Import - handling of odd lastUpdated / versionId combinations
klimkjar opened this issue · 2 comments
Describe the bug
This is probably not something that occurs very often, but we have a few cases in our data (~200 cases in ~10M resource versions) so I assume others might encounter it as well.
We have some processes that can trigger several practically identical PUT attempts simultaneously to the same resource. When this happens, in some cases it results in two or more versions of the same resource where v1 (for instance) has a later or identical lastUpdated-timestamp than v2 (or even v3 in some cases).
When exporting and importing these resources, the import will fail for the affected version IDs. The error messages in the logs are slightly imprecise in these cases. If the lastUpdated timestamps are identical, the error message is 'Failed to import duplicate resource' - however the versionIds differ so they are not exact duplicates. If v1 has a later timestamp than v2 the error message is 'Failed to import resource with version conflict', but the versions do not actually conflict - it is just the lastUpdated timestamps that are inconsistent with the version numbers.

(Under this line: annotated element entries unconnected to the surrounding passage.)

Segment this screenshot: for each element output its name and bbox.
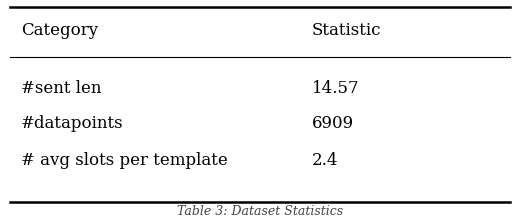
Text: #sent len: #sent len [21,79,101,97]
Text: 6909: 6909 [312,115,354,132]
Text: 2.4: 2.4 [312,152,339,169]
Text: Table 3: Dataset Statistics: Table 3: Dataset Statistics [177,205,343,218]
Text: Statistic: Statistic [312,22,382,39]
Text: Category: Category [21,22,98,39]
Text: # avg slots per template: # avg slots per template [21,152,228,169]
Text: #datapoints: #datapoints [21,115,123,132]
Text: 14.57: 14.57 [312,79,360,97]
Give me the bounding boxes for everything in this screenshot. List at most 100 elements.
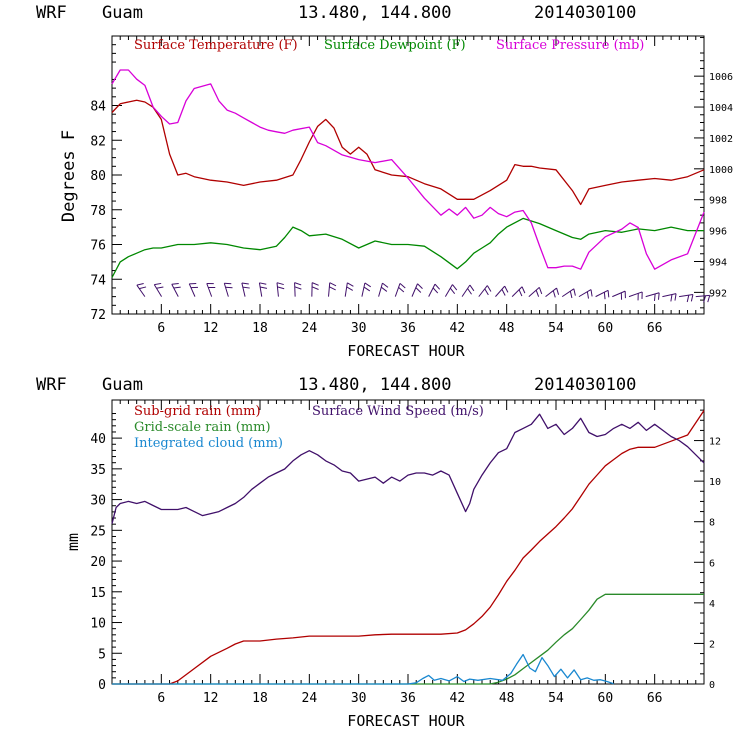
wind-barb — [428, 283, 441, 297]
y-tick-label: 74 — [90, 273, 106, 288]
bottom-legend: Sub-grid rain (mm) Surface Wind Speed (m… — [134, 404, 484, 451]
wind-barb — [188, 282, 198, 297]
series-line-gridrain — [112, 593, 704, 685]
x-tick-label: 36 — [400, 321, 416, 336]
right-tick-label: 1002 — [709, 134, 733, 145]
wind-barb — [679, 294, 694, 303]
top-plot-frame — [111, 35, 705, 315]
wind-barb — [276, 282, 285, 297]
x-tick-label: 6 — [157, 691, 165, 706]
y-tick-label: 78 — [90, 204, 106, 219]
wind-barb — [461, 284, 475, 297]
wind-barb — [411, 283, 423, 297]
wind-barb — [258, 282, 268, 297]
y-tick-label: 10 — [90, 617, 106, 632]
wind-barb — [478, 285, 492, 297]
right-tick-label: 8 — [709, 518, 715, 529]
right-tick-label: 6 — [709, 558, 715, 569]
bottom-y-axis-label: mm — [64, 533, 82, 551]
top-y-axis-label: Degrees F — [59, 130, 79, 222]
wind-barb — [612, 290, 626, 300]
top-axis-ticks: 6 12 18 24 30 36 42 48 54 60 66 72 74 76 78 80 82 84 992 99… — [90, 36, 733, 336]
bottom-header-site: Guam — [102, 375, 143, 395]
right-tick-label: 996 — [709, 227, 727, 238]
x-tick-label: 66 — [647, 321, 663, 336]
wind-barb — [241, 282, 250, 297]
bottom-series-group — [111, 410, 705, 685]
x-tick-label: 60 — [598, 691, 614, 706]
x-tick-label: 12 — [203, 691, 219, 706]
x-tick-label: 12 — [203, 321, 219, 336]
top-header-model: WRF — [36, 3, 67, 23]
y-tick-label: 30 — [90, 494, 106, 509]
right-tick-label: 1004 — [709, 103, 733, 114]
right-tick-label: 12 — [709, 437, 721, 448]
legend-gridscale-rain: Grid-scale rain (mm) — [134, 420, 271, 435]
bottom-header: WRF Guam 13.480, 144.800 2014030100 — [36, 375, 636, 395]
x-tick-label: 48 — [499, 321, 515, 336]
series-line-pres — [111, 69, 705, 270]
y-tick-label: 76 — [90, 239, 106, 254]
x-tick-label: 18 — [252, 691, 268, 706]
wind-barb — [662, 293, 677, 302]
wind-barb — [136, 283, 147, 297]
x-tick-label: 30 — [351, 321, 367, 336]
top-header: WRF Guam 13.480, 144.800 2014030100 — [36, 3, 636, 23]
bottom-header-date: 2014030100 — [534, 375, 636, 395]
legend-temperature: Surface Temperature (F) — [134, 38, 298, 53]
wind-barb — [361, 282, 371, 297]
x-tick-label: 36 — [400, 691, 416, 706]
y-tick-label: 84 — [90, 100, 106, 115]
x-tick-label: 48 — [499, 691, 515, 706]
wind-barb — [511, 286, 526, 297]
wind-barb — [328, 282, 337, 297]
series-line-subrain — [112, 410, 705, 685]
x-tick-label: 42 — [450, 321, 466, 336]
top-header-site: Guam — [102, 3, 143, 23]
y-tick-label: 82 — [90, 134, 106, 149]
top-x-axis-label: FORECAST HOUR — [347, 342, 465, 360]
y-tick-label: 5 — [98, 647, 106, 662]
x-tick-label: 24 — [302, 321, 318, 336]
legend-subgrid-rain: Sub-grid rain (mm) — [134, 404, 261, 419]
x-tick-label: 24 — [302, 691, 318, 706]
series-line-temp — [111, 99, 705, 206]
right-tick-label: 1006 — [709, 72, 733, 83]
bottom-x-axis-label: FORECAST HOUR — [347, 712, 465, 730]
wind-barb — [561, 288, 576, 299]
wind-barb — [495, 285, 509, 297]
wind-barb — [378, 282, 389, 297]
y-tick-label: 25 — [90, 524, 106, 539]
top-header-coords: 13.480, 144.800 — [298, 3, 452, 23]
right-tick-label: 0 — [709, 680, 715, 691]
bottom-header-coords: 13.480, 144.800 — [298, 375, 452, 395]
y-tick-label: 72 — [90, 308, 106, 323]
y-tick-label: 35 — [90, 463, 106, 478]
right-tick-label: 10 — [709, 477, 721, 488]
wind-barb — [528, 286, 543, 298]
wind-barb — [444, 284, 458, 297]
x-tick-label: 30 — [351, 691, 367, 706]
x-tick-label: 54 — [548, 691, 564, 706]
right-tick-label: 994 — [709, 257, 727, 268]
wind-barb — [628, 291, 643, 301]
wind-barb — [645, 292, 660, 301]
x-tick-label: 18 — [252, 321, 268, 336]
wind-barb — [545, 287, 560, 298]
x-tick-label: 66 — [647, 691, 663, 706]
x-tick-label: 54 — [548, 321, 564, 336]
x-tick-label: 60 — [598, 321, 614, 336]
right-tick-label: 998 — [709, 196, 727, 207]
wind-barb — [344, 282, 354, 297]
y-tick-label: 0 — [98, 678, 106, 693]
y-tick-label: 20 — [90, 555, 106, 570]
wind-barb — [223, 282, 233, 297]
legend-integrated-cloud: Integrated cloud (mm) — [134, 436, 283, 451]
wind-barb — [311, 282, 319, 297]
bottom-header-model: WRF — [36, 375, 67, 395]
x-tick-label: 6 — [157, 321, 165, 336]
top-wind-barbs — [136, 282, 711, 303]
top-header-date: 2014030100 — [534, 3, 636, 23]
y-tick-label: 80 — [90, 169, 106, 184]
wind-barb — [171, 282, 181, 297]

We have a preprocessing step in place before import, so we can fudge the timestamps to make sure all versions are preserved when transferring, and we have an issue in our backlog to make use of transactions / if-match headers to prevent the issue from occuring in the future. I'm still logging this issue here since it does prevent a clean 1-1 migration using export/import for affected datasets.
FHIR Version?
R4
Data provider?
SQL Server
To Reproduce
Steps to reproduce the behavior:
- Have a resource with two versions in the history where the version with the lower version number has a later lastUpdated value than the version with the higher version number.

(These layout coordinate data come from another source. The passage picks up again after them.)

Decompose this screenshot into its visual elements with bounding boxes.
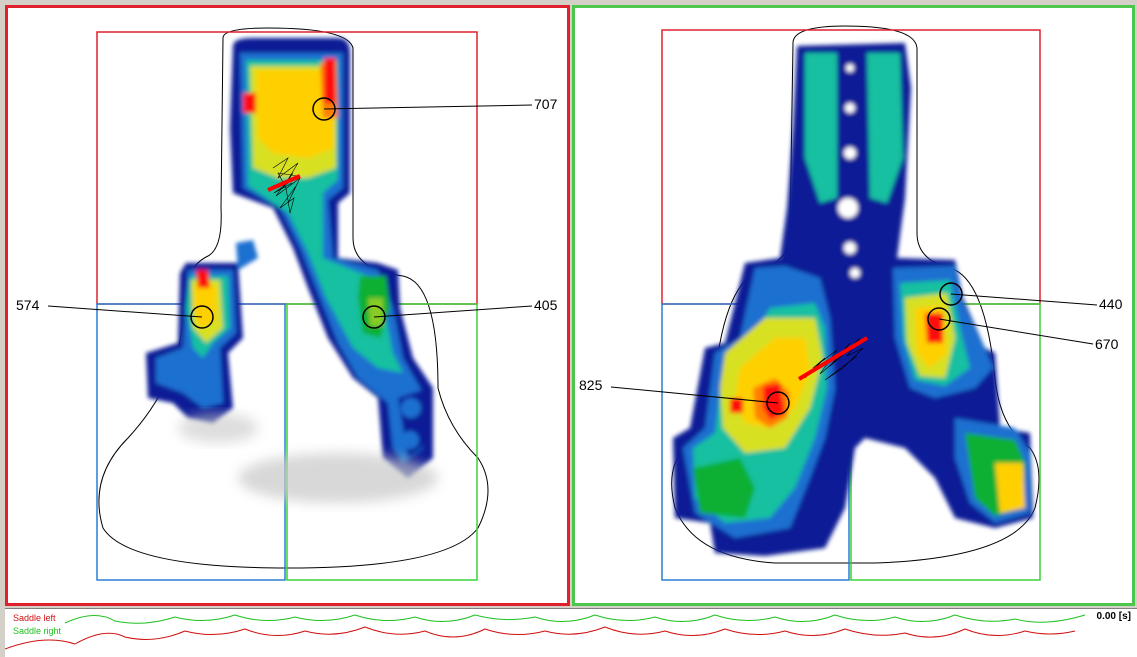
callout-left-value: 574 bbox=[16, 297, 40, 313]
heatmap bbox=[146, 38, 433, 478]
legend-saddle-left: Saddle left bbox=[13, 613, 56, 623]
marker-left bbox=[766, 391, 790, 415]
left-pressure-panel[interactable]: 707 574 405 bbox=[5, 5, 570, 606]
time-readout: 0.00 [s] bbox=[1096, 611, 1131, 622]
cop-line bbox=[797, 336, 869, 381]
callout-right-value: 405 bbox=[534, 297, 558, 313]
marker-upper-right bbox=[939, 282, 963, 306]
callout-left-value: 825 bbox=[579, 377, 603, 393]
legend-saddle-right: Saddle right bbox=[13, 626, 62, 636]
left-pressure-map bbox=[47, 27, 533, 581]
callout-upper-right-value: 440 bbox=[1099, 296, 1123, 312]
marker-right bbox=[927, 307, 951, 331]
right-pressure-map bbox=[610, 25, 1098, 581]
cop-trace bbox=[272, 157, 301, 214]
timeline-strip[interactable]: Saddle left Saddle right 0.00 [s] bbox=[5, 608, 1137, 657]
series-right-trace bbox=[64, 614, 1086, 624]
series-left-trace bbox=[5, 626, 1076, 650]
heatmap bbox=[673, 43, 1033, 556]
cop-line bbox=[267, 174, 301, 192]
right-pressure-panel[interactable]: 440 670 825 bbox=[572, 5, 1135, 606]
marker-left bbox=[190, 305, 214, 329]
marker-right bbox=[362, 305, 386, 329]
cop-trace bbox=[804, 337, 864, 381]
callout-right-value: 670 bbox=[1095, 336, 1119, 352]
callout-top-value: 707 bbox=[534, 96, 558, 112]
timeline-graph bbox=[5, 614, 1086, 650]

- Export the resource type containing the affected resource
- Import the result of the export in step 2 to a new server
Expected behavior
All the versions of the resource should be imported to the new server, with identical versionId and lastUpdated fields.
Actual behavior
The versions with lower versionIds and later lastUpdated timestamps will not be imported.
@klimkjar - We recently released a feature enhancement that allows you to insert resources into the FHIR service without specifying the version. The ordering of resources is maintained based on the lastUpdated field value. To use this enhancement, you need to pass the parameter allowNegativeVersions with the value true. For more details, please refer to the import documentation.
Note that ingesting resources with mismatched version IDs and lastUpdated values is not supported by design, as the FHIR service sorts resources based on the lastUpdated field value.
@EXPEkesheth , thank you for your response. Your confirmation that this behaviour is by design supports our plans to tidy up the affected resources and put guards in place to prevent new ones from being created. allowNegativeVersions
is unfortunately not an option for us as we have Provenance records referring to some of the resources, and the targets for these will no longer match if the resource version IDs are changed.
Our planned workaround is to identify all affected resources in our preprocessing stage and reorder the lastUpdated times based on the version numbers, while making sure that every version has a lastUpdated value at least 1ms after the one that came before it. This ensures that the version numbers are kept intact and lastUpdated is still kept close to what it was originally (seeing as all the affected versions were created within a few ms of each other). We're currently testing this approach and results so far are positive.
By the way, we really notice all the love the export / import pipeline has been getting over the past year or so - it is now rock stable and a lot more flexible than it was in the past. Thank you very much for all your efforts on this!